The impact of surgical ablation in patients with low ejection fraction, heart failure, and atrial fibrillation

Ad, Niv; Henry, Linda; Hunt, Sharon
July 2011
European Journal of Cardio-Thoracic Surgery;Jul2011, Vol. 40 Issue 1, p70
Academic Journal
Abstract: Objective: Surgical ablation procedures that use the Cox-Maze procedure lesion set were shown to be very effective. However, many surgeons are reluctant to perform the procedure, especially in high-risk patients such as those with reduced left ventricular (LV) function. This study explored the potential impact of the Cox-Maze III/IV procedure on patients with low ejection fraction (EF<40%) and symptoms of heart failure experiencing atrial fibrillation (AF) who present for cardiac surgery. Methods: A prospective study whereby patients with persistent or long-standing persistent AF who had surgical ablation were followed. Echocardiograms (echo) were obtained; patients with preoperative EF <40% were included. Health-related quality of life (HRQL-SF-12) and AF symptom severity were obtained at baseline and follow-up. Rhythm was captured by electrocardiogram (EKG) and 24-h Holter. Results: In the past 5 years, 482 patients had surgical ablation (424 full Cox-Maze) of whom 44 patients met the inclusion criteria; however, two patients did not have an available follow-up echo, leaving 42 patients for analysis. Mean age was 61.1±12.9 years, and additive European System for Cardiac Operative Risk Evaluation (EuroSCORE) of 7.5±3.1. There was one operative death, there were no strokes or transient ischemic attacks (TIAs) at follow-up, and EF improved from 30±5.0% to 45±13.0% at a mean of 1.5±11.3 months, postoperatively.

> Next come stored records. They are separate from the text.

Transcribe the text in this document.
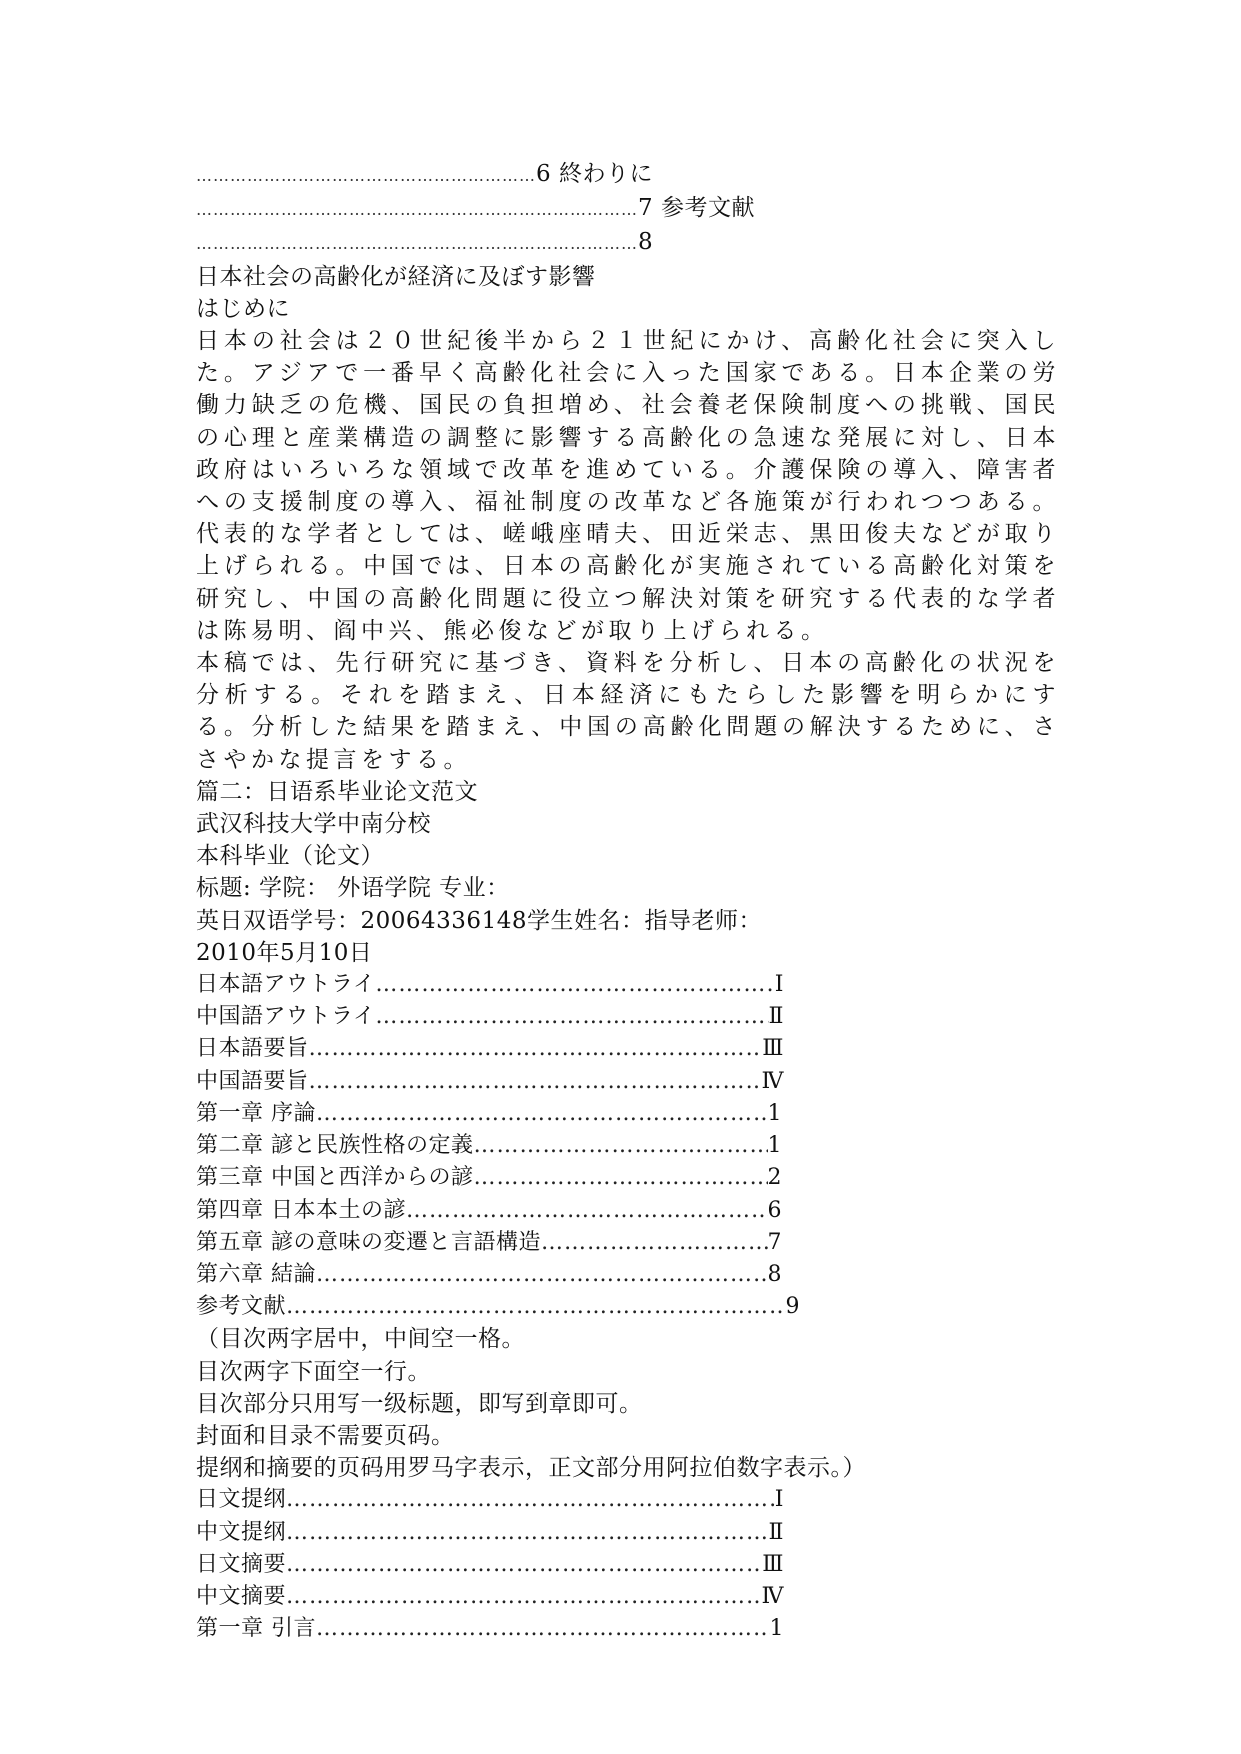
……………………………………………………6 終わりに
……………………………………………………………………7 参考文献
……………………………………………………………………8
日本社会の高齢化が経済に及ぼす影響
はじめに
日本の社会は２０世紀後半から２１世紀にかけ、高齢化社会に突入した。アジアで一番早く高齢化社会に入った国家である。日本企業の労働力缺乏の危機、国民の負担増め、社会養老保険制度への挑戦、国民の心理と産業構造の調整に影響する高齢化の急速な発展に対し、日本政府はいろいろな領域で改革を進めている。介護保険の導入、障害者への支援制度の導入、福祉制度の改革など各施策が行われつつある。代表的な学者としては、嵯峨座晴夫、田近栄志、黒田俊夫などが取り上げられる。中国では、日本の高齢化が実施されている高齢化対策を研究し、中国の高齢化問題に役立つ解決対策を研究する代表的な学者は陈易明、阎中兴、熊必俊などが取り上げられる。
本稿では、先行研究に基づき、資料を分析し、日本の高齢化の状況を分析する。それを踏まえ、日本経済にもたらした影響を明らかにする。分析した結果を踏まえ、中国の高齢化問題の解決するために、ささやかな提言をする。
篇二：日语系毕业论文范文
武汉科技大学中南分校
本科毕业（论文）
标题: 学院： 外语学院 专业：
英日双语学号：20064336148学生姓名：指导老师：
2010年5月10日
日本語アウトライ ……………………………………………………………………………………………………………………………………………………	Ⅰ
中国語アウトライ ……………………………………………………………………………………………………………………………………………………	Ⅱ
日本語要旨 ……………………………………………………………………………………………………………………………………………………	Ⅲ
中国語要旨 ……………………………………………………………………………………………………………………………………………………	Ⅳ
第一章 序論 ……………………………………………………………………………………………………………………………………………………	1
第二章 諺と民族性格の定義 ……………………………………………………………………………………………………………………………………………………	1
第三章 中国と西洋からの諺 ……………………………………………………………………………………………………………………………………………………	2
第四章 日本本土の諺 ……………………………………………………………………………………………………………………………………………………	6
第五章 諺の意味の変遷と言語構造 ……………………………………………………………………………………………………………………………………………………	7
第六章 結論 ……………………………………………………………………………………………………………………………………………………	8
参考文献 ……………………………………………………………………………………………………………………………………………………	9
（目次两字居中，中间空一格。
目次两字下面空一行。
目次部分只用写一级标题，即写到章即可。
封面和目录不需要页码。
提纲和摘要的页码用罗马字表示，正文部分用阿拉伯数字表示。）
日文提纲 ……………………………………………………………………………………………………………………………………………………	Ⅰ
中文提纲 ……………………………………………………………………………………………………………………………………………………	Ⅱ
日文摘要 ……………………………………………………………………………………………………………………………………………………	Ⅲ
中文摘要 ……………………………………………………………………………………………………………………………………………………	Ⅳ
第一章 引言 ……………………………………………………………………………………………………………………………………………………	1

The return to NSR at time of follow-up echo was 86% (35/40). The physical functioning HRQL scores improved (37.0±12.3 to 46.8±9.1, p =0.02) at 12 months (population norm=38.1±9.9) with a significant improvement in symptom severity. Kaplan–Meier event-free survival at 24 months was 87% (confidence interval (CI): 80.4–91.6) (events considered were redo valve replacement, ventricular assist device or death). Conclusions: This is a unique study assessing a high-risk group of patients. Surgical ablation in patients with low EF can be performed in a safe and effective way without added operative risk. Given the potential long-term clinical advantages of a successful surgical ablation in patients with low EF and heart failure, we believe that surgical ablation should be considered in such patients when they present to surgery.